If you had to decide between having a team of excellent salespeople with an average manager, or having a team of average salespeople with an excellent manager, which would you choose?
Many will argue for the team of excellent salespeople:
- "It's salespeople — not managers — who develop and nurture the customer relationships that drive sales."
- "Replacing one average manager is easier than replacing an entire team of average salespeople."
- "An excellent salesperson doesn't need managing."
Others will argue for the excellent manager:
- "Excellent managers consistently recruit the best sales talent. 'First-class hires first-class; second-class hires third-class.'"
- "Excellent managers motivate excellent salespeople, develop average salespeople to make them excellent, and keep the entire team engaged and aligned."

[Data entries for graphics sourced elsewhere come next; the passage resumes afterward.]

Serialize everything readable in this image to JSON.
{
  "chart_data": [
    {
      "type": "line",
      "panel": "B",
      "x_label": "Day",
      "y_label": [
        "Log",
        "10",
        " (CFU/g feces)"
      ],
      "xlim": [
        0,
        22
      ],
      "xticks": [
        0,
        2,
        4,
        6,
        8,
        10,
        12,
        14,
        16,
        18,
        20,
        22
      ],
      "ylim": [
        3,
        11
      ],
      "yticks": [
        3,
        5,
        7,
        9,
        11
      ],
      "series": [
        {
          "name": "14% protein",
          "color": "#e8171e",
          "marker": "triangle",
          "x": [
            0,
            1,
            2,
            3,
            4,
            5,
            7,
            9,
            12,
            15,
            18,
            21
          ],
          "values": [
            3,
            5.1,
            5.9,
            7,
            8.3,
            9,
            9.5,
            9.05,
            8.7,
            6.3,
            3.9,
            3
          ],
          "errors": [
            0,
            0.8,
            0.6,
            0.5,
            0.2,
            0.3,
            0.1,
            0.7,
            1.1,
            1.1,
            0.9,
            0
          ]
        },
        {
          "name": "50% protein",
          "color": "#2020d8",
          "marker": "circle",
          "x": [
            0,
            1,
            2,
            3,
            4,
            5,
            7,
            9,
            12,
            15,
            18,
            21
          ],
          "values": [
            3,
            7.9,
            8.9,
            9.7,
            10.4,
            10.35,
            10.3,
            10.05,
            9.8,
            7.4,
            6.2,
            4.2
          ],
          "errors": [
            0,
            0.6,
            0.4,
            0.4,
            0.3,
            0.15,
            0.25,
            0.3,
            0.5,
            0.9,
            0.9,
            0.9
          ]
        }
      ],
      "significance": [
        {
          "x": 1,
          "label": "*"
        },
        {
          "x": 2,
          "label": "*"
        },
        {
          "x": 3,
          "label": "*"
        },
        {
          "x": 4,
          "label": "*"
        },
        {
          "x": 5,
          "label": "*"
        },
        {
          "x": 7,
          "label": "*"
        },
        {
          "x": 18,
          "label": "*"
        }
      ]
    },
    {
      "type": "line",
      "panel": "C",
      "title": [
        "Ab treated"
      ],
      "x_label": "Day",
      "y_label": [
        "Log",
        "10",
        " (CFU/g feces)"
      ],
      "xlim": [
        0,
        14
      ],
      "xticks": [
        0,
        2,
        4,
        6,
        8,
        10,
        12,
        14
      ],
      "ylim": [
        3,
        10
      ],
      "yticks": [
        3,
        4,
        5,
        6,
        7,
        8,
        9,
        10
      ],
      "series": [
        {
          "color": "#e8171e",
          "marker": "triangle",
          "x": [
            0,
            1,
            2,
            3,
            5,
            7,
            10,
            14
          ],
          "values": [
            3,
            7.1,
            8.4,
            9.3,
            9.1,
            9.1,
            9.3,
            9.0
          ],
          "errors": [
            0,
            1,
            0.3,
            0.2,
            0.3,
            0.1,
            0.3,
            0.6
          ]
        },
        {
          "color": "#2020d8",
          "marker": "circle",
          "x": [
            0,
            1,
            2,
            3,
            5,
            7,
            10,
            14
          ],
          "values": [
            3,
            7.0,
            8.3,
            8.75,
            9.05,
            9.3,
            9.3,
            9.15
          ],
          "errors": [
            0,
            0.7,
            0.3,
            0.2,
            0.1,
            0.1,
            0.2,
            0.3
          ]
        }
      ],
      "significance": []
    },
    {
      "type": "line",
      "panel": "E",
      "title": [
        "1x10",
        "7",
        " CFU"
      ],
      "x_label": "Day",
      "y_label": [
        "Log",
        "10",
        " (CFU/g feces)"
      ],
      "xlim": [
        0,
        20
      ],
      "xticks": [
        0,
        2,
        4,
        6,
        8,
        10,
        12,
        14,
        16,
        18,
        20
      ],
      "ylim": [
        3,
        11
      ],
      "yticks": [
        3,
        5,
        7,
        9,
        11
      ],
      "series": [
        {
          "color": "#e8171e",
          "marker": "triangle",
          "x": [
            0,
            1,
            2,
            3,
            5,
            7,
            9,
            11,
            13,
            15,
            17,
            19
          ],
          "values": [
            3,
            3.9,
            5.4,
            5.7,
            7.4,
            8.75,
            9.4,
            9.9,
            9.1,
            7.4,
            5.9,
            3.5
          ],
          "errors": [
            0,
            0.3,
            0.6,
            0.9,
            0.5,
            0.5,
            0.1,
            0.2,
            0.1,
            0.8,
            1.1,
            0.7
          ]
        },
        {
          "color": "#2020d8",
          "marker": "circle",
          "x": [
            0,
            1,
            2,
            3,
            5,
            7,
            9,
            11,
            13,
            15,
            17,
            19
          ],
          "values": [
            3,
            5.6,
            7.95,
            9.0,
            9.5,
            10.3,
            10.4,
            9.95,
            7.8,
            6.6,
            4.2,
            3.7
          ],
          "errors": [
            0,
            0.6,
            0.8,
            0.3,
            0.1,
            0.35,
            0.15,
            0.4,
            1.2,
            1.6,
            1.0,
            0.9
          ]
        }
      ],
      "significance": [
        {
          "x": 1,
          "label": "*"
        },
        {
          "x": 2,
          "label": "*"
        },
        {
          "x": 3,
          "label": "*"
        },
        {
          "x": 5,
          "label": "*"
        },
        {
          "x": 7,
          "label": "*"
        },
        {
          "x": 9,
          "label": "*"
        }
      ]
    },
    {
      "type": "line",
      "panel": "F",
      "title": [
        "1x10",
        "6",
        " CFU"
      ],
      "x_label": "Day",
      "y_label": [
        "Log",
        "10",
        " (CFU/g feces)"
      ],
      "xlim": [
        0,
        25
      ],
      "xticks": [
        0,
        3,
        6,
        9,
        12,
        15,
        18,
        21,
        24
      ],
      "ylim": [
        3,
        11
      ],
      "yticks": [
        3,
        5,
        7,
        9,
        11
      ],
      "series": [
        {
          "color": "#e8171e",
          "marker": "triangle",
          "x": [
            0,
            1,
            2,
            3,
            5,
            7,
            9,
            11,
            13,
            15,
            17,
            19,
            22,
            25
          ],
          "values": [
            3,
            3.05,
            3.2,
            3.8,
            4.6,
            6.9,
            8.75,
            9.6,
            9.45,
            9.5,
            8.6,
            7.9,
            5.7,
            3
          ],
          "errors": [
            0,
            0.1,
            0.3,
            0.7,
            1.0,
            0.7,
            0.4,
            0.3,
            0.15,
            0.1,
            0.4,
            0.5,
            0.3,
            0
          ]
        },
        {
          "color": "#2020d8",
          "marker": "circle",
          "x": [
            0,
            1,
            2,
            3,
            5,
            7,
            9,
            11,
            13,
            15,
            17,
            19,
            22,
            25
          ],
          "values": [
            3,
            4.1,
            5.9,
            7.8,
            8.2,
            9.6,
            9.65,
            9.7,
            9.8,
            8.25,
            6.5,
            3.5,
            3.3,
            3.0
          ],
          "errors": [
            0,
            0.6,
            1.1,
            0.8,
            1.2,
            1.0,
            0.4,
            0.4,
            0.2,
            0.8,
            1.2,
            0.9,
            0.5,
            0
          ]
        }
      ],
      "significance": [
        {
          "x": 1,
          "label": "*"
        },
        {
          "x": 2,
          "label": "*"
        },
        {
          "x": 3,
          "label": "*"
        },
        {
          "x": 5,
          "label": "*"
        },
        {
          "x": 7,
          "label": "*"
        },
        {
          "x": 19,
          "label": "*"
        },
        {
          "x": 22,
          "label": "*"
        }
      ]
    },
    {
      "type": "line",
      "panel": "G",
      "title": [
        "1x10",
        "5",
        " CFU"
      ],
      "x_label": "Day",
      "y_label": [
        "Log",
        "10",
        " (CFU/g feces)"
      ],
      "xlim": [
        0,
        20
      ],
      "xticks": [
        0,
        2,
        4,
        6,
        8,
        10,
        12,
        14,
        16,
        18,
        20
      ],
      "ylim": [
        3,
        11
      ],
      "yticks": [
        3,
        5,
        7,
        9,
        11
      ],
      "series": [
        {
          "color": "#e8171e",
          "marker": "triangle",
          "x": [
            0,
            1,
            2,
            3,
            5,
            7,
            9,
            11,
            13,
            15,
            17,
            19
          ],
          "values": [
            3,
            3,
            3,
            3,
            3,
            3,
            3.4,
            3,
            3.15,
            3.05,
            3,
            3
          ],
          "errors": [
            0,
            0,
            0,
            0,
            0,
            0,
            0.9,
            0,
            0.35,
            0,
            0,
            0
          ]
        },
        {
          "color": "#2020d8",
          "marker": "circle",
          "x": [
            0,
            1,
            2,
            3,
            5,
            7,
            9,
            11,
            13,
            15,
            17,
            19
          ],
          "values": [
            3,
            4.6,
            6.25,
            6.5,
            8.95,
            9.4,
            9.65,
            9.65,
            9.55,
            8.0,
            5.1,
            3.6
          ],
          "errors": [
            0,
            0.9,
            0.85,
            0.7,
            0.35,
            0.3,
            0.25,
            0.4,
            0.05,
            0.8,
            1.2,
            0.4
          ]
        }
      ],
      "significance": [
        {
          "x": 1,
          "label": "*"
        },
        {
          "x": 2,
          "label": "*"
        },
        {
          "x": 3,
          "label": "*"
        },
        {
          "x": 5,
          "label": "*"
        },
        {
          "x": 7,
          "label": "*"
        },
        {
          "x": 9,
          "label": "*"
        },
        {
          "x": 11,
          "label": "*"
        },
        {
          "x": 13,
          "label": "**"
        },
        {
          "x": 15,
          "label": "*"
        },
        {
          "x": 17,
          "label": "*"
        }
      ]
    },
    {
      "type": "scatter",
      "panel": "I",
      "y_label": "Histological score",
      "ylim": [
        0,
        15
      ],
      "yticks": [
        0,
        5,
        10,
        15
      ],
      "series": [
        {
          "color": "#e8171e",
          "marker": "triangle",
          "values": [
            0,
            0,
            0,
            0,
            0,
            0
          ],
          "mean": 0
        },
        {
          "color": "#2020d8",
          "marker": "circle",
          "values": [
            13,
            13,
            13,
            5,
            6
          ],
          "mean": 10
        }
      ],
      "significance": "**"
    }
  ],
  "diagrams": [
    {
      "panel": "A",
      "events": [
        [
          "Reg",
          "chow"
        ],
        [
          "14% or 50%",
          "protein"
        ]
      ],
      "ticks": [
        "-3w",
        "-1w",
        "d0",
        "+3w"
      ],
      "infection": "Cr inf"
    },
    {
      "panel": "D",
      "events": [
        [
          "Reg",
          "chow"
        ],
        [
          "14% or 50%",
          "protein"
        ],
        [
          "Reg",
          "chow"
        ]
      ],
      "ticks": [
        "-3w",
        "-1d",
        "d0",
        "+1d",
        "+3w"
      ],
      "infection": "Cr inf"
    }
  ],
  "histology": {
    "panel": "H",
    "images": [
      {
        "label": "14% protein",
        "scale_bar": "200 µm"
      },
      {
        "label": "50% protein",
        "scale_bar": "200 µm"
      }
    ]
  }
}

- "Excellent salespeople make sales today, but eventually they retire, get promoted, or get wooed away by a competitor."
Clearly, the best sales forces have both excellent salespeople and excellent managers. A team of excellent salespeople will win sales and make this year's goal, regardless of who the manager is. But the success of that team will be short-lived. Eventually, an average manager will bring all of the salespeople that he manages down to his level. On the other hand, an excellent manager will bring excellence to all her territories. An excellent manager may inherit average salespeople, but in the long run she will counsel, coach, motivate, or replace salespeople until the entire team is excellent.
In our experience, companies that have winning sales forces start with excellent managers. Most sales organizations focus considerable energy to build a team of excellent salespeople, yet regrettably, they focus too little attention on building the management team, which is truly "the force behind the sales force." Consider the following evidence.
Role definition: Most companies have a job description for salespeople, and many have a defined sales process specifying how salespeople should work with customers. But too many companies don't do a good job of defining the more varied responsibilities of managers. Managers must play three roles — people, customer, and business manager — so they get pulled from all sides. We hear all the time about "role pollution" in the manager's job. Without role clarity, managers execute tasks that are urgent or within their comfort zone, rather than focusing on what's most important for driving long-term performance.
Selection: Companies devote substantial energy to recruiting the best sales talent, but when it comes to managers, most simply select their best salespeople for the job. Yet what it takes to succeed as a salesperson is very different from what it takes to succeed as a manager. Unless you select salespeople who have strong managerial tendencies, in addition to respectable sales skills, your sales management team will be average at best.
Development: Too often, when sales managers come into their jobs after having been successful salespeople, their company expects them to know how to manage with minimal guidance. Of the $20+ billion that U.S. companies spend training their sales forces every year, very little gets directed towards sales managers. The result is inconsistent competency across most management teams, as new managers struggle to make the critical transition from salesperson, and experienced managers can't keep up with ever-changing job demands.
Support: Sales managers typically rank third, behind salespeople and senior sales leadership, when it comes to prioritizing sales force support initiatives (such as access to support personnel and resources, and data and tools that enable good decision making and increase efficiency). Rarely do managers get enough support resources for getting everything done — and done well.
Sales managers serve as key points of leverage for driving long-term sales performance. It's a mistake to underinvest in this group. By building a winning sales management team, you can capitalize on a high-impact, tangible opportunity to drive sales effectiveness and top and bottom line results.